Genotypic and phenotypic evolution of HIV type-1 protease during in vitro sequential or concomitant combination of atazanavir and amprenavir

Abstract

The pathways of resistance to atazanavir (ATV) and amprenavir (APV) converge at position 50 of HIV protease. The determinants of cross-resistance were analysed during in vitro sequential or concomitant combination pressure with both drugs. Recombinant viruses containing in vitro and in vivo selected I50L and I50V proteases were constructed and cultured in increasing concentrations of APV or ATV, respectively. In addition, in vitro resistance to ATV plus APV was performed. All the resistant viruses obtained were genotyped and phenotyped. ATV or APV alone selected I50L- or I50V-containing variants.

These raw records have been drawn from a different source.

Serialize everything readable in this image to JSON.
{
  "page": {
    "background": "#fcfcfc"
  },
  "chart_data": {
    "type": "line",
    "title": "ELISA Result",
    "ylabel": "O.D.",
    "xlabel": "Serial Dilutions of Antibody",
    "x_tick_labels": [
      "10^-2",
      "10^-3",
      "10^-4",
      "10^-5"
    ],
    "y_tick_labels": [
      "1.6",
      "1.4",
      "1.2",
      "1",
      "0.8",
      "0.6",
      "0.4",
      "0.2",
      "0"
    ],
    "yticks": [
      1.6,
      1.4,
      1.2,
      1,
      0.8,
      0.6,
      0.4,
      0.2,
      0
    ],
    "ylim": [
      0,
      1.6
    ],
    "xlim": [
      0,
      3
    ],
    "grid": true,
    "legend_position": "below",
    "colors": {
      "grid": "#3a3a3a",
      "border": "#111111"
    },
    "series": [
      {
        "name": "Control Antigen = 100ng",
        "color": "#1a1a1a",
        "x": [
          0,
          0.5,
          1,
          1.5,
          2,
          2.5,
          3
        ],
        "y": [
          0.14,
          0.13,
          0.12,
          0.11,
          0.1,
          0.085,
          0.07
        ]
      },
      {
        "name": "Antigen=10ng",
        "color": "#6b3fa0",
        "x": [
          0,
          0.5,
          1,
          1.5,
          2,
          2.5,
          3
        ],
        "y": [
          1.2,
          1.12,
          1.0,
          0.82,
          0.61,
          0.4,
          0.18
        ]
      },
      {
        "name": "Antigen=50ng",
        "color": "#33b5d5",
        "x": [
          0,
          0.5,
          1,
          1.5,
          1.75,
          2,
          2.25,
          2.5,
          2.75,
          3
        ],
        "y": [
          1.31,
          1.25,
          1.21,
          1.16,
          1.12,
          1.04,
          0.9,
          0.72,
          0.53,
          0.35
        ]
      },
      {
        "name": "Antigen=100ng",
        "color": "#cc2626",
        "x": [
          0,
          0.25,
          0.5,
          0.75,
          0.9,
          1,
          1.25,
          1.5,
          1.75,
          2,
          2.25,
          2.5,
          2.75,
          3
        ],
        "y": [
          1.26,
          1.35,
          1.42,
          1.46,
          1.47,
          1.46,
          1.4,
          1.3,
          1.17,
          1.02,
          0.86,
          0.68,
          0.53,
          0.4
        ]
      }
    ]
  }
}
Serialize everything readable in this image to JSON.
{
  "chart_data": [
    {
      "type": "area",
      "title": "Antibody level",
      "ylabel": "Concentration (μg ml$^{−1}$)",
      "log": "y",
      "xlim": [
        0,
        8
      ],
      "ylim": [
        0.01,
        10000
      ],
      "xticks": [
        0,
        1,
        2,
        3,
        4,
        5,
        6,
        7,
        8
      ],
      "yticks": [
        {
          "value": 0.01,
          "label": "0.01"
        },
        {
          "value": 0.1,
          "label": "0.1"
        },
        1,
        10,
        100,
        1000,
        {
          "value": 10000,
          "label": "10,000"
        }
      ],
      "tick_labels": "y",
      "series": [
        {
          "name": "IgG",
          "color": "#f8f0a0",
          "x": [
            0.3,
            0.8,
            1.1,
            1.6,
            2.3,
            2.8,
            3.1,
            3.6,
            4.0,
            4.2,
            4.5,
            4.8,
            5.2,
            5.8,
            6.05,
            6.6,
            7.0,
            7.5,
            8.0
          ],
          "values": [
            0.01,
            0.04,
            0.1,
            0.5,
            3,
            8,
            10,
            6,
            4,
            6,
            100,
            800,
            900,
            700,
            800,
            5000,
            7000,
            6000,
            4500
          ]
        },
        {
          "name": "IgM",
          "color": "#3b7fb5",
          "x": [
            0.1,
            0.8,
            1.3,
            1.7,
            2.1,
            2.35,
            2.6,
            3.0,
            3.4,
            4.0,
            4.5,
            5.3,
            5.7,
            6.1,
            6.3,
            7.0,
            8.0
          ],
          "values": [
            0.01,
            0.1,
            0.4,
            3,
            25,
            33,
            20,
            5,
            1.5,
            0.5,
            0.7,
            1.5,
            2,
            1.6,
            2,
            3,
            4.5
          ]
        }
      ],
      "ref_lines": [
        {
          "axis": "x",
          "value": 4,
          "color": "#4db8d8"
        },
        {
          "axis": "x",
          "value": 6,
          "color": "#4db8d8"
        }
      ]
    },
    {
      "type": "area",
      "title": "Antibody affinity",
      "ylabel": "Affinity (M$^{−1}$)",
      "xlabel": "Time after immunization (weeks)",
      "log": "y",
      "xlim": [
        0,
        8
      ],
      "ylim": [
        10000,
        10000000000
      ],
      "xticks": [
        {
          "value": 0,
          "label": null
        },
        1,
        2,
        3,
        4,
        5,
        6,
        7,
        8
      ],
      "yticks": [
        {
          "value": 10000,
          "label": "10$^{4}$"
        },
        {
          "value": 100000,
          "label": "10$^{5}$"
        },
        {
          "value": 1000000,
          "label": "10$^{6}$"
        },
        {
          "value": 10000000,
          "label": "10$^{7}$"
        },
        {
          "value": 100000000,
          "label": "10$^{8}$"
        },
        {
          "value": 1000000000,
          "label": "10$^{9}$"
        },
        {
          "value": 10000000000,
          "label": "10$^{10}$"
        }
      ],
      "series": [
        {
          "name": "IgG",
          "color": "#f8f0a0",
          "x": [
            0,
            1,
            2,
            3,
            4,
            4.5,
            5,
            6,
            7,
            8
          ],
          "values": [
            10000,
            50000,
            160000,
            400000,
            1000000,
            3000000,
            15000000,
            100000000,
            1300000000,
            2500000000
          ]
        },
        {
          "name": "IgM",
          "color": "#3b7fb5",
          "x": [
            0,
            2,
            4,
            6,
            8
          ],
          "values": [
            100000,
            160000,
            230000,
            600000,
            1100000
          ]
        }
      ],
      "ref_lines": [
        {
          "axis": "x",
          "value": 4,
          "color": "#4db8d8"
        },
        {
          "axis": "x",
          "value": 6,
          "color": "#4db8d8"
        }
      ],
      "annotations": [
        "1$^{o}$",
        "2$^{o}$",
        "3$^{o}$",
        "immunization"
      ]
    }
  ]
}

Subsequent addition of ATV to I50V-containing recombinant viruses led to the reversion of this change and the later selection of I50L. By contrast, addition of APV to I50L-containing recombinant viruses was not associated with reversion. The combined pressure with ATV plus APV selected several changes but not at position 50. Phenotypically, both sequential and concomitant ATV-APV pressure yielded viruses resistant to all the drugs tested, although the emergence of I50L by ATV pressure on APV-resistant variants was associated with a reduced resistance to APV and darunavir. All drug combinations led to APV plus ATV cross-resistance. The different pathways select for isoleucine or leucine at position 50, whereas the I50V mutation was excluded. Sequential pressure with ATV might have an advantage in terms of modulating the sensitivity of HIV to other protease inhibitors.